Levantamento do IBGE mostra redução no tempo de procura por emprego e avanço do trabalho autônomo no Brasil

O número de brasileiros que procuram emprego há dois anos ou mais caiu 21,7% no primeiro trimestre de 2026, segundo o IBGE. O país registrou 1,089 milhão de pessoas nessa situação, o menor nível da série histórica iniciada em 2012. Os dados também indicam redução em outras faixas de desemprego e crescimento do trabalho por conta própria.

O que aconteceu

Dados da Pnad Contínua Trimestral, divulgados pelo IBGE nesta quinta-feira (14), mostram que o desemprego de longa duração caiu no Brasil no primeiro trimestre de 2026. Entre janeiro e março, 1,089 milhão de pessoas buscavam trabalho havia dois anos ou mais, uma queda de 21,7% em relação ao mesmo período de 2025 e o menor número da série histórica iniciada em 2012.

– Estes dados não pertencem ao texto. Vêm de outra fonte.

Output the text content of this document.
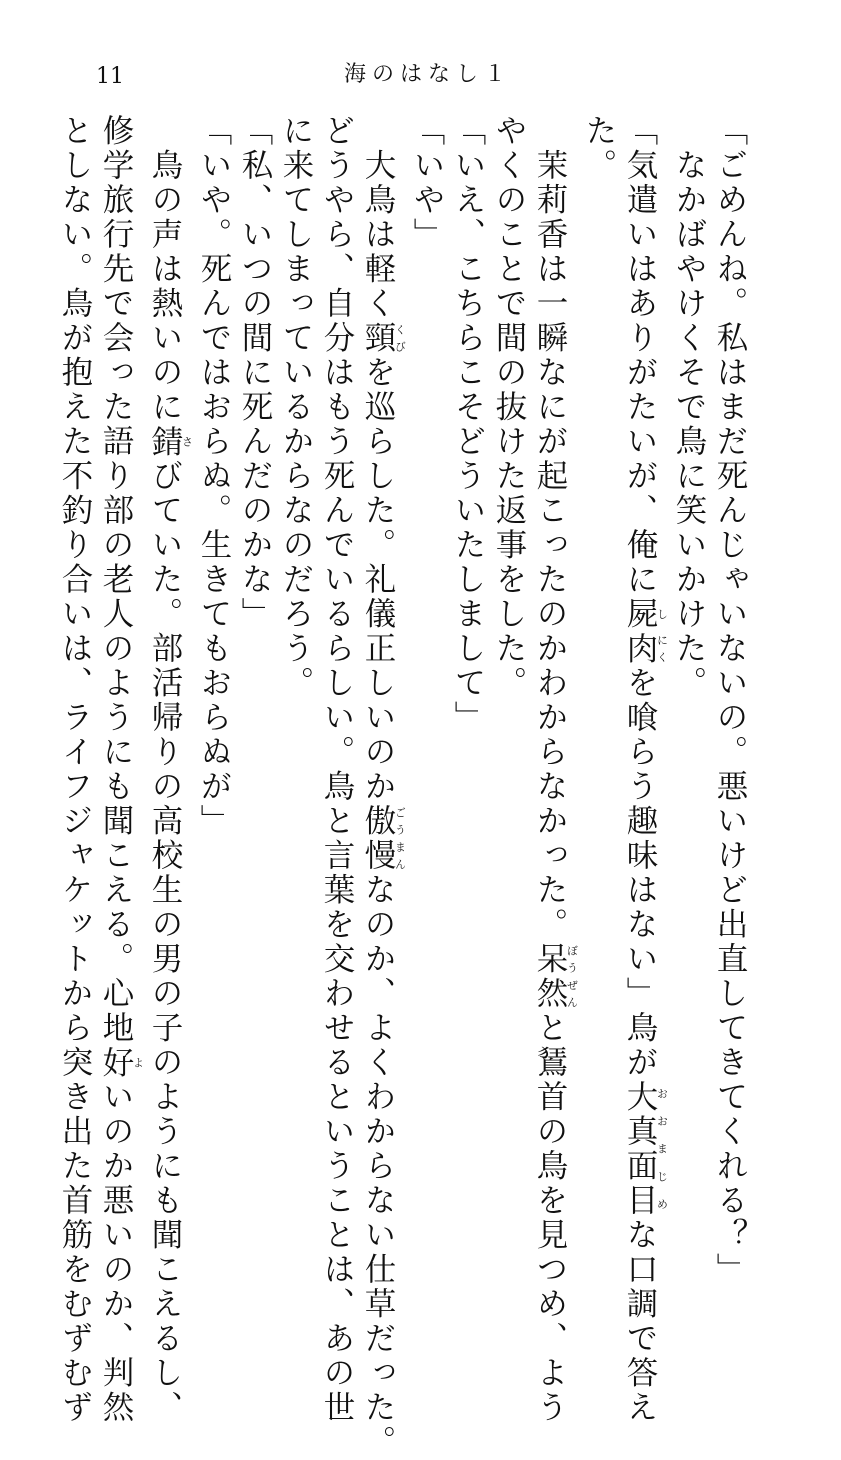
11	海のはなし１
「ごめんね。私はまだ死んじゃいないの。悪いけど出直してきてくれる？」
　なかばやけくそで鳥に笑いかけた。
「気遣いはありがたいが、俺に屍し肉にくを喰らう趣味はない」鳥が大真面目おおまじめな口調で答え
た。
　茉莉香は一瞬なにが起こったのかわからなかった。呆然ぼうぜんと鵟首の鳥を見つめ、よう
やくのことで間の抜けた返事をした。
「いえ、こちらこそどういたしまして」
「いや」
　大鳥は軽く頸くびを巡らした。礼儀正しいのか傲慢ごうまんなのか、よくわからない仕草だった。
どうやら、自分はもう死んでいるらしい。鳥と言葉を交わせるということは、あの世
に来てしまっているからなのだろう。
「私、いつの間に死んだのかな」
「いや。死んではおらぬ。生きてもおらぬが」
　鳥の声は熱いのに錆さびていた。部活帰りの高校生の男の子のようにも聞こえるし、
修学旅行先で会った語り部の老人のようにも聞こえる。心地好よいのか悪いのか、判然
としない。鳥が抱えた不釣り合いは、ライフジャケットから突き出た首筋をむずむず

O levantamento também apontou redução nas demais faixas de procura por emprego. O grupo que buscava vaga entre um mês e menos de um ano caiu 9,9%, totalizando 3,38 milhões de pessoas. Já os desempregados entre um e menos de dois anos somaram 718 mil, recuo de 9%.

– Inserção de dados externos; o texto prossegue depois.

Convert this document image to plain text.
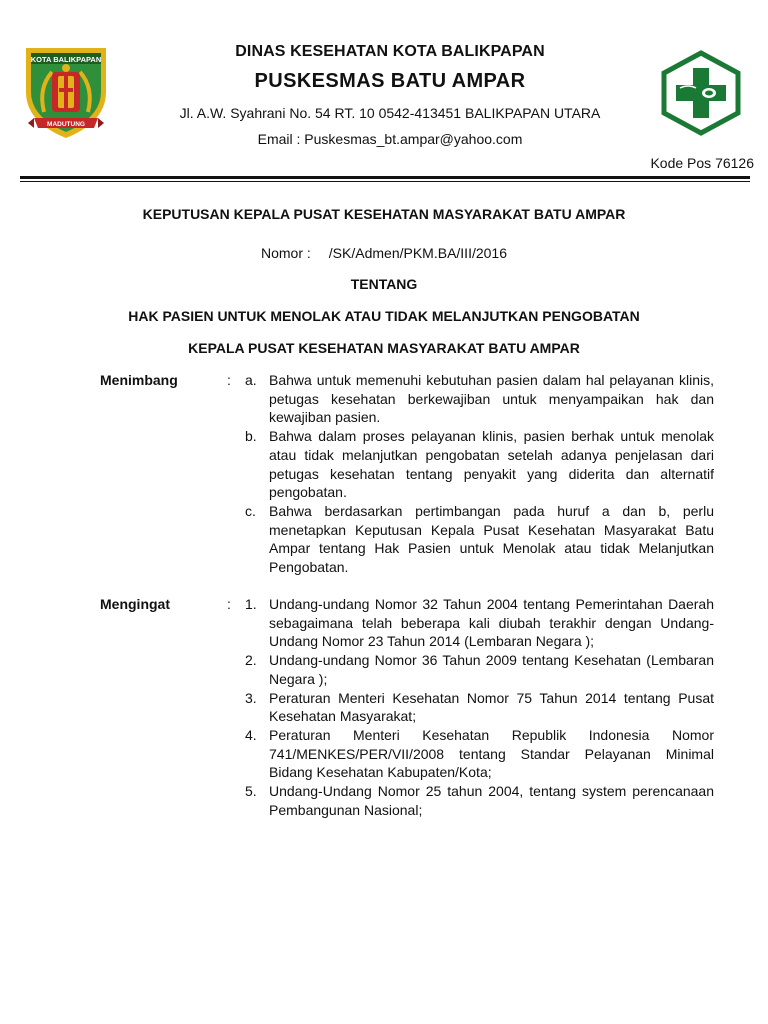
KOTA BALIKPAPAN
MADUTUNG
DINAS KESEHATAN KOTA BALIKPAPAN
PUSKESMAS BATU AMPAR
Jl. A.W. Syahrani No. 54 RT. 10 0542-413451 BALIKPAPAN UTARA
Email : Puskesmas_bt.ampar@yahoo.com
Kode Pos 76126
KEPUTUSAN KEPALA PUSAT KESEHATAN MASYARAKAT BATU AMPAR
Nomor : /SK/Admen/PKM.BA/III/2016
TENTANG
HAK PASIEN UNTUK MENOLAK ATAU TIDAK MELANJUTKAN PENGOBATAN
KEPALA PUSAT KESEHATAN MASYARAKAT BATU AMPAR
Menimbang	: a. Bahwa untuk memenuhi kebutuhan pasien dalam hal pelayanan klinis, petugas kesehatan berkewajiban untuk menyampaikan hak dan kewajiban pasien.
b. Bahwa dalam proses pelayanan klinis, pasien berhak untuk menolak atau tidak melanjutkan pengobatan setelah adanya penjelasan dari petugas kesehatan tentang penyakit yang diderita dan alternatif pengobatan.
c. Bahwa berdasarkan pertimbangan pada huruf a dan b, perlu menetapkan Keputusan Kepala Pusat Kesehatan Masyarakat Batu Ampar tentang Hak Pasien untuk Menolak atau tidak Melanjutkan Pengobatan.
Mengingat	: 1. Undang-undang Nomor 32 Tahun 2004 tentang Pemerintahan Daerah sebagaimana telah beberapa kali diubah terakhir dengan Undang-Undang Nomor 23 Tahun 2014 (Lembaran Negara );
2. Undang-undang Nomor 36 Tahun 2009 tentang Kesehatan (Lembaran Negara );
3. Peraturan Menteri Kesehatan Nomor 75 Tahun 2014 tentang Pusat Kesehatan Masyarakat;
4. Peraturan Menteri Kesehatan Republik Indonesia Nomor 741/MENKES/PER/VII/2008 tentang Standar Pelayanan Minimal Bidang Kesehatan Kabupaten/Kota;
5. Undang-Undang Nomor 25 tahun 2004, tentang system perencanaan Pembangunan Nasional;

A única faixa acima do menor patamar histórico é a de pessoas sem trabalho há menos de um mês. Mesmo com queda de 14,7% em um ano, o contingente ficou em 1,4 milhão de brasileiros.

Segundo o IBGE, os 6,6 milhões de desocupados do país se distribuem entre diferentes períodos de procura, com maior concentração entre um mês e menos de um ano.

Para o analista William Kratochwill, os dados refletem um mercado de trabalho mais dinâmico, com trabalhadores conseguindo se recolocar mais rapidamente. Ele destacou, porém, que isso não representa necessariamente melhora na qualidade das vagas.

A pesquisa também mostrou crescimento do trabalho por conta própria. O Brasil encerrou o trimestre com 25,9 milhões de autônomos, equivalentes a 25,5% da população ocupada.